Il fattore cruciale nel cambiamento della mortalità nei paesi del COVID-19

Gli esperti della Gent University credono che le differenze genetiche tra le persone possono spiegare perché un gran numero di persone sono morte dalla coronaria in alcuni paesi, non altri. Secondo loro, i paesi scandinavi e dell'Europa orientale sono meno colpiti dalla pandemia rispetto ad altri paesi a causa del cambiamento [...]
Gli esperti della Gent University credono che le differenze genetiche tra le persone possono spiegare perché un gran numero di persone sono morte dalla coronaria in alcuni paesi, non altri.
Secondo loro, i paesi scandinavi e dell'Europa orientale sono meno colpiti dalla pandemia rispetto ad altri paesi a causa del cambiamento genetico.
Nei paesi scandinavi, il pedaggio di morte è notevolmente inferiore alla media, e ci sono relativamente pochi morti nei paesi balcanici, mentre la pandemia ha colpito il nord Italia, la Spagna e lo stato federale di New York duro.
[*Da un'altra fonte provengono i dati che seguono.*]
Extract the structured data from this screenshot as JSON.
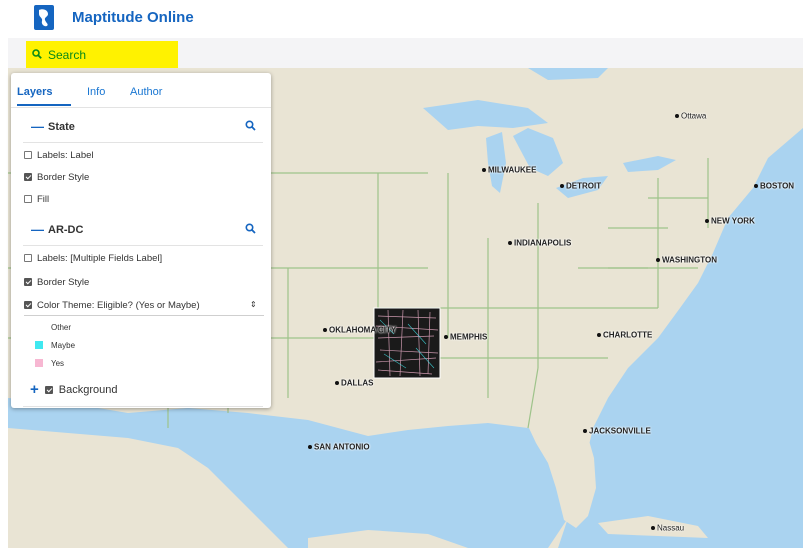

Alcune caratteristiche genetiche influiscono sul livello del corpo delle coronarie, gli esperti dell'Università Gent hanno concluso, spiegando che hanno scoperto un legame visibile tra i geni ACE1 e COVID-19, secondo il quotidiano belga ėLa Libreı.
Gli scienziati belgi hanno scoperto che più residenti in un paese hanno il polimorfismo D per il gene ACE1, meno la morte in quella zona rispetto al COVID-19.
Il polimorfismo è un termine che descrive nella genetica la manifestazione di numerose versioni dello stesso gene all'interno di una singola popolazione.
Più andiamo in Europa orientale, più frequente è il polimorfismo del genio ACE1 D. Si tratta della gravità della pandemia, quindi vediamo che l'attività del virus declina mentre ci trasferiamo dall'Europa occidentale all'Europa centrale e orientale “, spiega il microbiologo e l'immunologo Joris Dilllonge.
Gli esperti ritengono che questa forma di polimorfismo del genio ACE1 possa spiegare fino al 41 per cento del cambiamento nei livelli pandemici tra i paesi, Kosovas trasmissioni.
Dopo aver confrontato i dati sulla frequenza del polimorfismo tra i residenti di 25 paesi in Europa, il Medio Oriente e il Nord Africa con i dati dell'Università di Johns Hopkins per il numero di infezioni e morti in quei paesi, hanno scoperto il legame tra il polimorfismo A CE1 D e la gravità della pandemica.